Rischiano di essere sepolti dal cemento i massi provenienti dal tempio di Hera. Così un post pubblicato ieri sui social dal crotonese, con relativo articolo. La vicenda e nota e riguarda l’oramai leggendaria costruzione del porto nuovo con i resti provenienti da Capo Colonna, tra cui vi sarebbero anche alcune colonne.

Tra mito e realtà di acqua ne passa, ma una cosa è certa: oltre alle decine di cannoni usati come ormeggi, tra gli scogli del porto vi sono diversi blocchi di arenaria presi direttamente dall’area degli scavi. Che si tratti di parti del tempio o di altri edifici, invece, non è certo. Sono però in ogni caso dei reperti archeologici.

L’archeologia è una cosa seria. Mentre l’interesse dei crotonesi all’archeologia è a fasi alterne. Perché non sono passati poi molti anni dalla “crociata” a difesa dello stadio cittadino, a scapito del reperti archeologici ivi sepolti.

Al tempo, diversi giornalisti della medesima testata firmavano una lettera-appello nella quale si leggeva: “Che senso ha, in questo momento, continuare a difendere dei reperti che probabilmente resteranno sotterrati per altre decine di anni e non permettere di utilizzare una struttura che non ha creato alcun danno a quei preziosi resti antichi, ma solo permesso di creare economia in un territorio allo stremo?“.

Capite bene che la stessa ratio può essere applicata anche nel caso del porto.
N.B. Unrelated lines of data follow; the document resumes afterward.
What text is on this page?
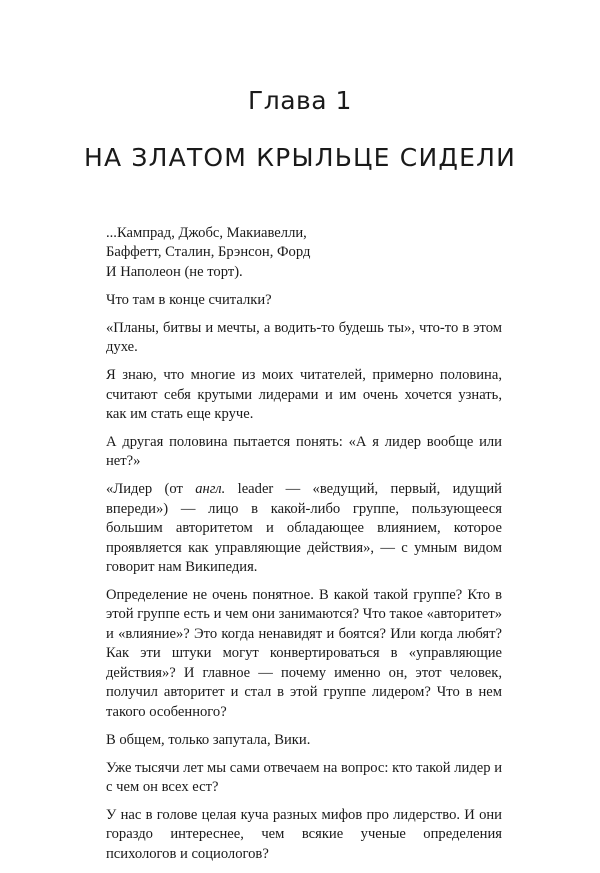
Глава 1
НА ЗЛАТОМ КРЫЛЬЦЕ СИДЕЛИ

...Кампрад, Джобс, Макиавелли,
Баффетт, Сталин, Брэнсон, Форд
И Наполеон (не торт).

Что там в конце считалки?

«Планы, битвы и мечты, а водить-то будешь ты», что-то в этом духе.

Я знаю, что многие из моих читателей, примерно половина, считают себя крутыми лидерами и им очень хочется узнать, как им стать еще круче.

А другая половина пытается понять: «А я лидер вообще или нет?»

«Лидер (от англ. leader — «ведущий, первый, идущий впереди») — лицо в какой-либо группе, пользующееся большим авторитетом и обладающее влиянием, которое проявляется как управляющие действия», — с умным видом говорит нам Википедия.

Определение не очень понятное. В какой такой группе? Кто в этой группе есть и чем они занимаются? Что такое «авторитет» и «влияние»? Это когда ненавидят и боятся? Или когда любят? Как эти штуки могут конвертироваться в «управляющие действия»? И главное — почему именно он, этот человек, получил авторитет и стал в этой группе лидером? Что в нем такого особенного?

В общем, только запутала, Вики.

Уже тысячи лет мы сами отвечаем на вопрос: кто такой лидер и с чем он всех ест?

У нас в голове целая куча разных мифов про лидерство. И они гораздо интереснее, чем всякие ученые определения психологов и социологов?
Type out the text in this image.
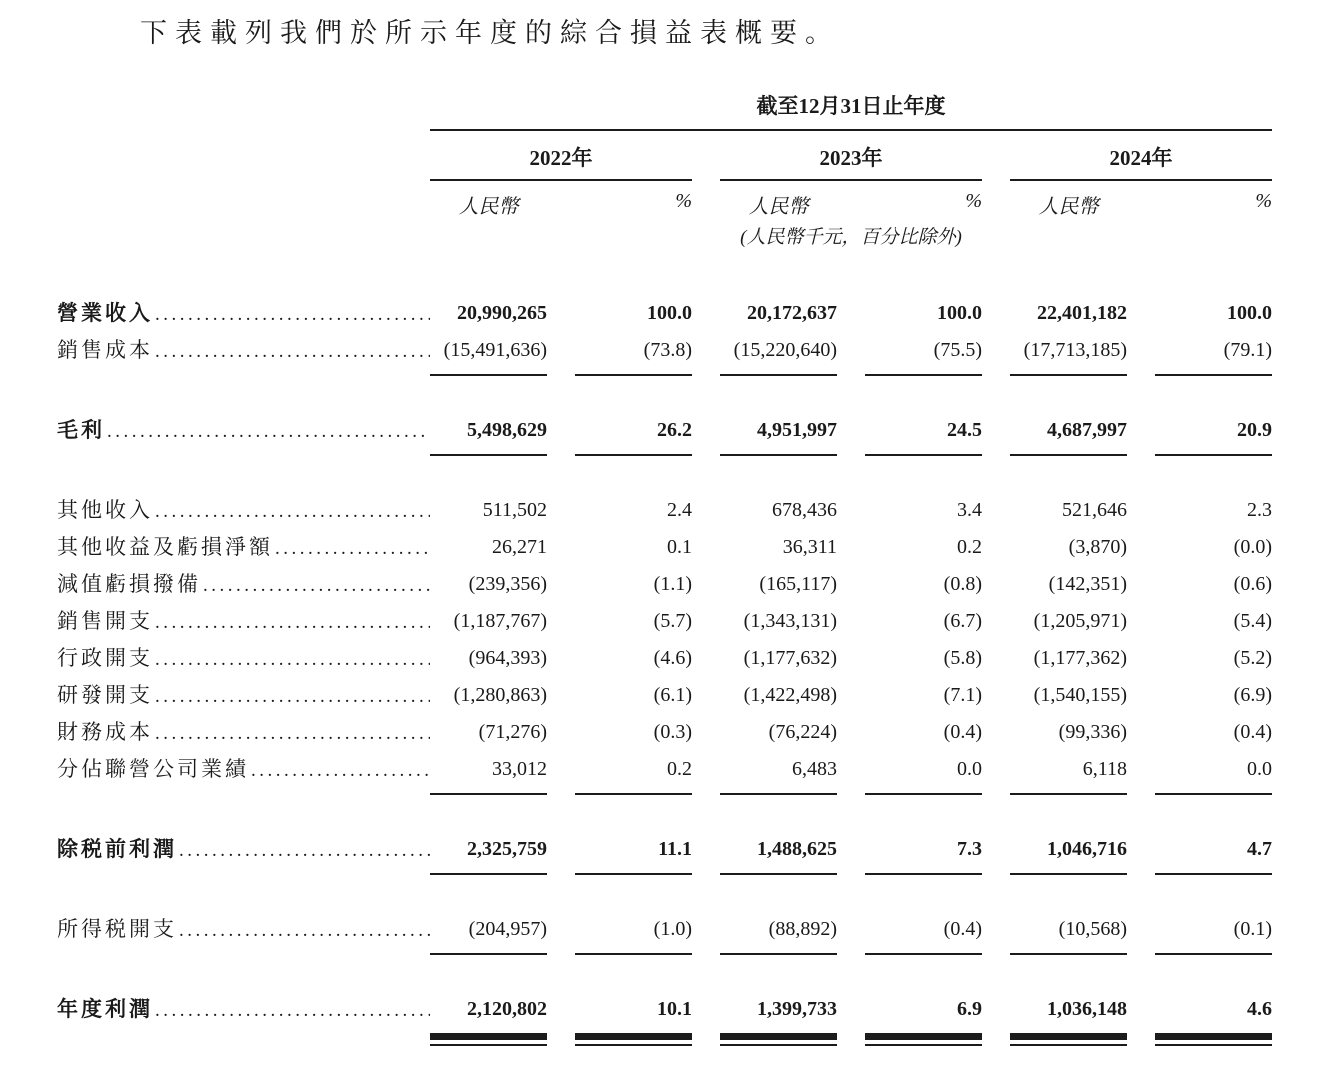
下表載列我們於所示年度的綜合損益表概要。

截至12月31日止年度
2022年	2023年	2024年
人民幣	%	人民幣	%	人民幣	%
(人民幣千元，百分比除外)
營業收入 .....	20,990,265	100.0	20,172,637	100.0	22,401,182	100.0
銷售成本 .....	(15,491,636)	(73.8)	(15,220,640)	(75.5)	(17,713,185)	(79.1)
毛利 .....	5,498,629	26.2	4,951,997	24.5	4,687,997	20.9
其他收入 .....	511,502	2.4	678,436	3.4	521,646	2.3
其他收益及虧損淨額 .....	26,271	0.1	36,311	0.2	(3,870)	(0.0)
減值虧損撥備 .....	(239,356)	(1.1)	(165,117)	(0.8)	(142,351)	(0.6)
銷售開支 .....	(1,187,767)	(5.7)	(1,343,131)	(6.7)	(1,205,971)	(5.4)
行政開支 .....	(964,393)	(4.6)	(1,177,632)	(5.8)	(1,177,362)	(5.2)
研發開支 .....	(1,280,863)	(6.1)	(1,422,498)	(7.1)	(1,540,155)	(6.9)
財務成本 .....	(71,276)	(0.3)	(76,224)	(0.4)	(99,336)	(0.4)
分佔聯營公司業績 .....	33,012	0.2	6,483	0.0	6,118	0.0
除税前利潤 .....	2,325,759	11.1	1,488,625	7.3	1,046,716	4.7
所得税開支 .....	(204,957)	(1.0)	(88,892)	(0.4)	(10,568)	(0.1)
年度利潤 .....	2,120,802	10.1	1,399,733	6.9	1,036,148	4.6
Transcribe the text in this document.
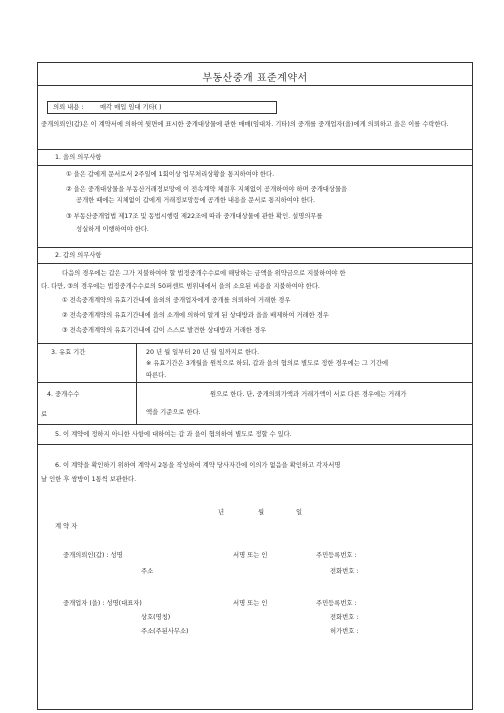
부동산중개 표준계약서
의뢰 내용 :	매각 매입 임대 기타( )
중개의뢰인(갑)은 이 계약서에 의하여 뒷면에 표시한 중개대상물에 관한 매매(임대차. 기타)의 중개를 중개업자(을)에게 의뢰하고 을은 이를 수락한다.
1. 을의 의무사항
① 을은 갑에게 문서로서 2주일에 1회이상 업무처리상황을 통지하여야 한다.
② 을은 중개대상물을 부동산거래정보망에 이 전속계약 체결후 지체없이 공개하여야 하며 중개대상물을
공개한 때에는 지체없이 갑에게 거래정보망등에 공개한 내용을 문서로 통지하여야 한다.
③ 부동산중개업법 제17조 및 동법시행령 제22조에 따라 중개대상물에 관한 확인. 설명의무를
성실하게 이행하여야 한다.
2. 갑의 의무사항
다음의 경우에는 갑은 그가 지불하여야 할 법정중개수수료에 해당하는 금액을 위약금으로 지불하여야 한
다. 다만, ③의 경우에는 법정중개수수료의 50퍼센트 범위내에서 을의 소요된 비용을 지불하여야 한다.
① 전속중개계약의 유효기간내에 을외의 중개업자에게 중개를 의뢰하여 거래한 경우
② 전속중개계약의 유효기간내에 을의 소개에 의하여 알게 된 상대방과 을을 배제하여 거래한 경우
③ 전속중개계약의 유효기간내에 갑이 스스로 발견한 상대방과 거래한 경우
3. 유효 기간	20 년 월 일부터 20 년 월 일까지로 한다.
※ 유효기간은 3개월을 원칙으로 하되, 갑과 을의 협의로 별도로 정한 경우에는 그 기간에
따른다.
4. 중개수수
료
원으로 한다. 단, 중개의뢰가액과 거래가액이 서로 다른 경우에는 거래가
액을 기준으로 한다.
5. 이 계약에 정하지 아니한 사항에 대하여는 갑 과 을이 협의하여 별도로 정할 수 있다.
6. 이 계약을 확인하기 위하여 계약서 2통을 작성하여 계약 당사자간에 이의가 없음을 확인하고 각자서명
날 인한 후 쌍방이 1통씩 보관한다.
년	월	일
계 약 자
중개의뢰인(갑) : 성명	서명 또는 인	주민등록번호 :
주소	전화번호 :
중개업자 (을) : 성명(대표자)	서명 또는 인	주민등록번호 :
상호(명칭)	전화번호 :
주소(주된사무소)	허가번호 :
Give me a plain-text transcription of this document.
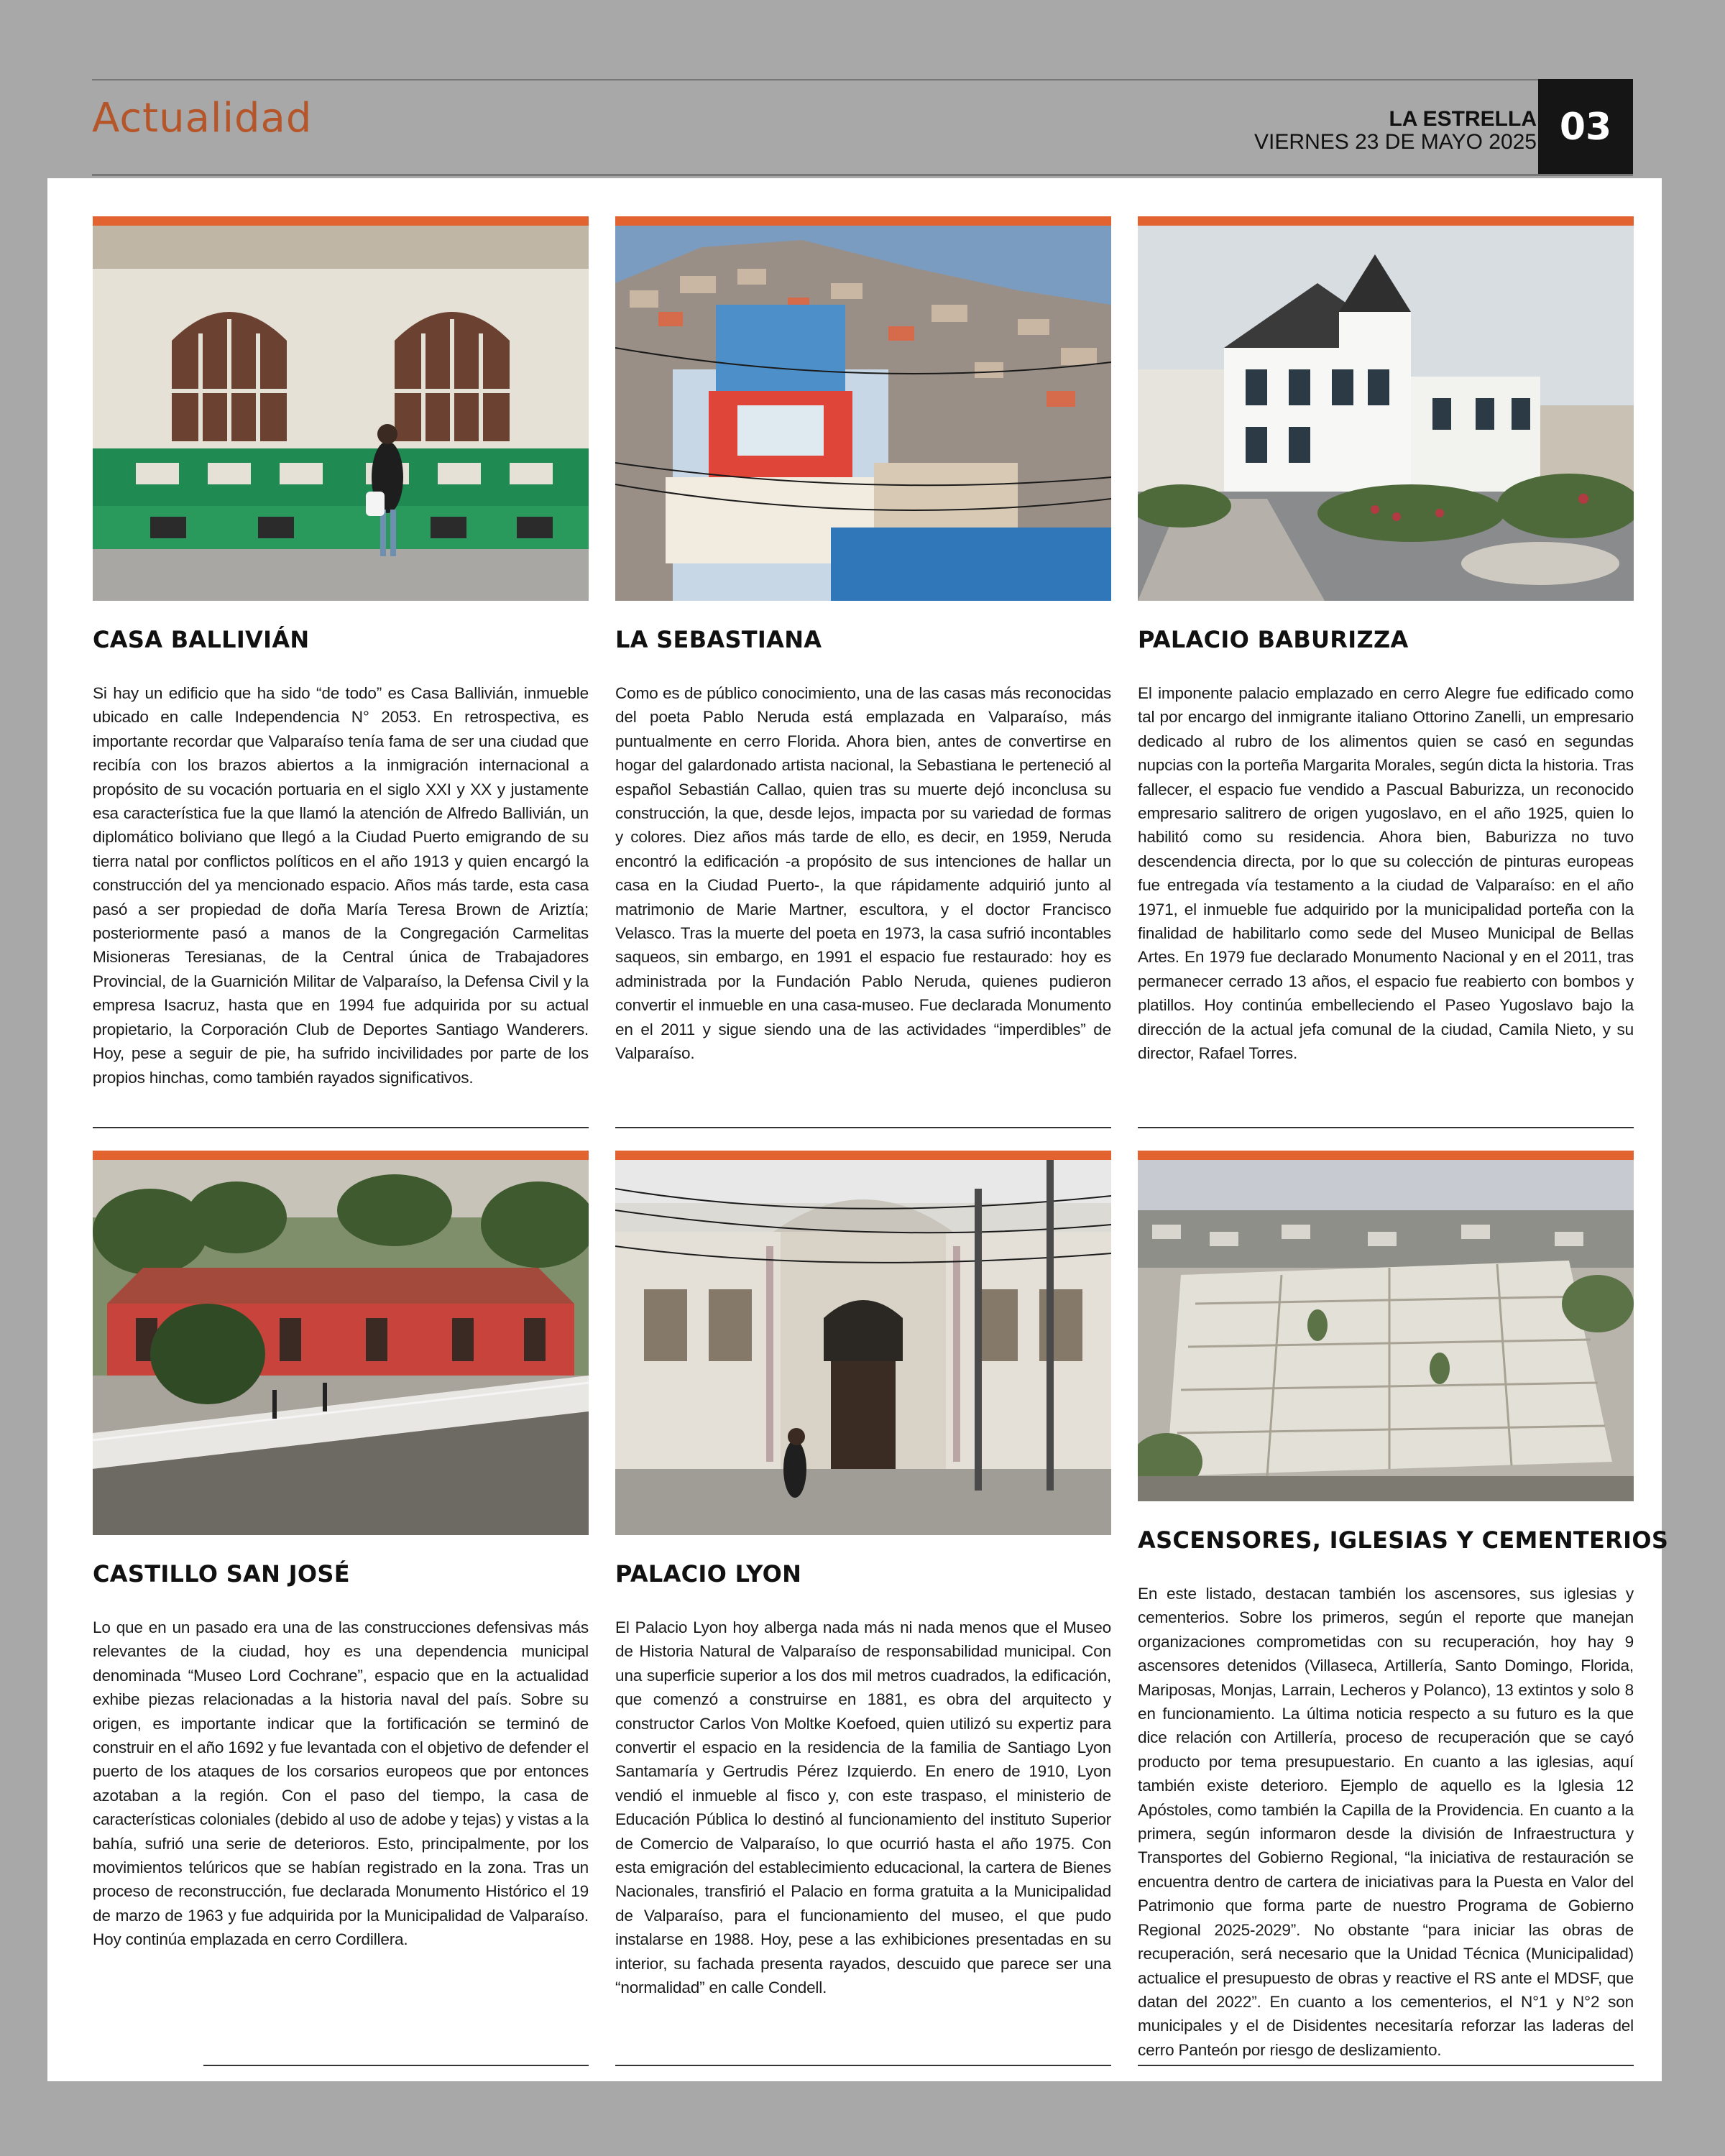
Actualidad	LA ESTRELLA
VIERNES 23 DE MAYO 2025 03
CASA BALLIVIÁN
Si hay un edificio que ha sido “de todo” es Casa Ballivián, inmueble ubicado en calle Independencia N° 2053. En retrospectiva, es importante recordar que Valparaíso tenía fama de ser una ciudad que recibía con los brazos abiertos a la inmigración internacional a propósito de su vocación portuaria en el siglo XXI y XX y justamente esa característica fue la que llamó la atención de Alfredo Ballivián, un diplomático boliviano que llegó a la Ciudad Puerto emigrando de su tierra natal por conflictos políticos en el año 1913 y quien encargó la construcción del ya mencionado espacio. Años más tarde, esta casa pasó a ser propiedad de doña María Teresa Brown de Ariztía; posteriormente pasó a manos de la Congregación Carmelitas Misioneras Teresianas, de la Central única de Trabajadores Provincial, de la Guarnición Militar de Valparaíso, la Defensa Civil y la empresa Isacruz, hasta que en 1994 fue adquirida por su actual propietario, la Corporación Club de Deportes Santiago Wanderers. Hoy, pese a seguir de pie, ha sufrido incivilidades por parte de los propios hinchas, como también rayados significativos.
LA SEBASTIANA
Como es de público conocimiento, una de las casas más reconocidas del poeta Pablo Neruda está emplazada en Valparaíso, más puntualmente en cerro Florida. Ahora bien, antes de convertirse en hogar del galardonado artista nacional, la Sebastiana le perteneció al español Sebastián Callao, quien tras su muerte dejó inconclusa su construcción, la que, desde lejos, impacta por su variedad de formas y colores. Diez años más tarde de ello, es decir, en 1959, Neruda encontró la edificación -a propósito de sus intenciones de hallar un casa en la Ciudad Puerto-, la que rápidamente adquirió junto al matrimonio de Marie Martner, escultora, y el doctor Francisco Velasco. Tras la muerte del poeta en 1973, la casa sufrió incontables saqueos, sin embargo, en 1991 el espacio fue restaurado: hoy es administrada por la Fundación Pablo Neruda, quienes pudieron convertir el inmueble en una casa-museo. Fue declarada Monumento en el 2011 y sigue siendo una de las actividades “imperdibles” de Valparaíso.
PALACIO BABURIZZA
El imponente palacio emplazado en cerro Alegre fue edificado como tal por encargo del inmigrante italiano Ottorino Zanelli, un empresario dedicado al rubro de los alimentos quien se casó en segundas nupcias con la porteña Margarita Morales, según dicta la historia. Tras fallecer, el espacio fue vendido a Pascual Baburizza, un reconocido empresario salitrero de origen yugoslavo, en el año 1925, quien lo habilitó como su residencia. Ahora bien, Baburizza no tuvo descendencia directa, por lo que su colección de pinturas europeas fue entregada vía testamento a la ciudad de Valparaíso: en el año 1971, el inmueble fue adquirido por la municipalidad porteña con la finalidad de habilitarlo como sede del Museo Municipal de Bellas Artes. En 1979 fue declarado Monumento Nacional y en el 2011, tras permanecer cerrado 13 años, el espacio fue reabierto con bombos y platillos. Hoy continúa embelleciendo el Paseo Yugoslavo bajo la dirección de la actual jefa comunal de la ciudad, Camila Nieto, y su director, Rafael Torres.
CASTILLO SAN JOSÉ
Lo que en un pasado era una de las construcciones defensivas más relevantes de la ciudad, hoy es una dependencia municipal denominada “Museo Lord Cochrane”, espacio que en la actualidad exhibe piezas relacionadas a la historia naval del país. Sobre su origen, es importante indicar que la fortificación se terminó de construir en el año 1692 y fue levantada con el objetivo de defender el puerto de los ataques de los corsarios europeos que por entonces azotaban a la región. Con el paso del tiempo, la casa de características coloniales (debido al uso de adobe y tejas) y vistas a la bahía, sufrió una serie de deterioros. Esto, principalmente, por los movimientos telúricos que se habían registrado en la zona. Tras un proceso de reconstrucción, fue declarada Monumento Histórico el 19 de marzo de 1963 y fue adquirida por la Municipalidad de Valparaíso. Hoy continúa emplazada en cerro Cordillera.
PALACIO LYON
El Palacio Lyon hoy alberga nada más ni nada menos que el Museo de Historia Natural de Valparaíso de responsabilidad municipal. Con una superficie superior a los dos mil metros cuadrados, la edificación, que comenzó a construirse en 1881, es obra del arquitecto y constructor Carlos Von Moltke Koefoed, quien utilizó su expertiz para convertir el espacio en la residencia de la familia de Santiago Lyon Santamaría y Gertrudis Pérez Izquierdo. En enero de 1910, Lyon vendió el inmueble al fisco y, con este traspaso, el ministerio de Educación Pública lo destinó al funcionamiento del instituto Superior de Comercio de Valparaíso, lo que ocurrió hasta el año 1975. Con esta emigración del establecimiento educacional, la cartera de Bienes Nacionales, transfirió el Palacio en forma gratuita a la Municipalidad de Valparaíso, para el funcionamiento del museo, el que pudo instalarse en 1988. Hoy, pese a las exhibiciones presentadas en su interior, su fachada presenta rayados, descuido que parece ser una “normalidad” en calle Condell.
ASCENSORES, IGLESIAS Y CEMENTERIOS
En este listado, destacan también los ascensores, sus iglesias y cementerios. Sobre los primeros, según el reporte que manejan organizaciones comprometidas con su recuperación, hoy hay 9 ascensores detenidos (Villaseca, Artillería, Santo Domingo, Florida, Mariposas, Monjas, Larrain, Lecheros y Polanco), 13 extintos y solo 8 en funcionamiento. La última noticia respecto a su futuro es la que dice relación con Artillería, proceso de recuperación que se cayó producto por tema presupuestario. En cuanto a las iglesias, aquí también existe deterioro. Ejemplo de aquello es la Iglesia 12 Apóstoles, como también la Capilla de la Providencia. En cuanto a la primera, según informaron desde la división de Infraestructura y Transportes del Gobierno Regional, “la iniciativa de restauración se encuentra dentro de cartera de iniciativas para la Puesta en Valor del Patrimonio que forma parte de nuestro Programa de Gobierno Regional 2025-2029”. No obstante “para iniciar las obras de recuperación, será necesario que la Unidad Técnica (Municipalidad) actualice el presupuesto de obras y reactive el RS ante el MDSF, que datan del 2022”. En cuanto a los cementerios, el N°1 y N°2 son municipales y el de Disidentes necesitaría reforzar las laderas del cerro Panteón por riesgo de deslizamiento.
Che senso avrebbe, secondo questa logica, continuare a difendere dei reperti che probabilmente rimarranno alla rinfusa sui frangiflutti fino a deteriorarsi completamente, bloccando di fatto dei lavori per un’infrastruttura in grado di creare economia in un territorio allo stremo?

Nessuno chiederà conto di tali affermazioni. Nessuno riterrà il paragone valido. Lo stadio di Crotone è intoccabile, e dimostrazione ne è il fatto che dopo la querelle con la Soprintendenza e le chiacchiere sulla nuova struttura, tutto il discorso è evaporato. Svanito nel nulla. Perché l’intenzione di tutelare l’area archeologica non c’è.

Basterebbe ammetterlo. Dire chiaramente che quelli sotto lo stadio sono “quattro sassi”, irrilevanti rispetto al nostro patrimonio storico. Che non ce ne frega nulla. Anzi, no: ce ne frega. Ma solo quando ci fa comodo.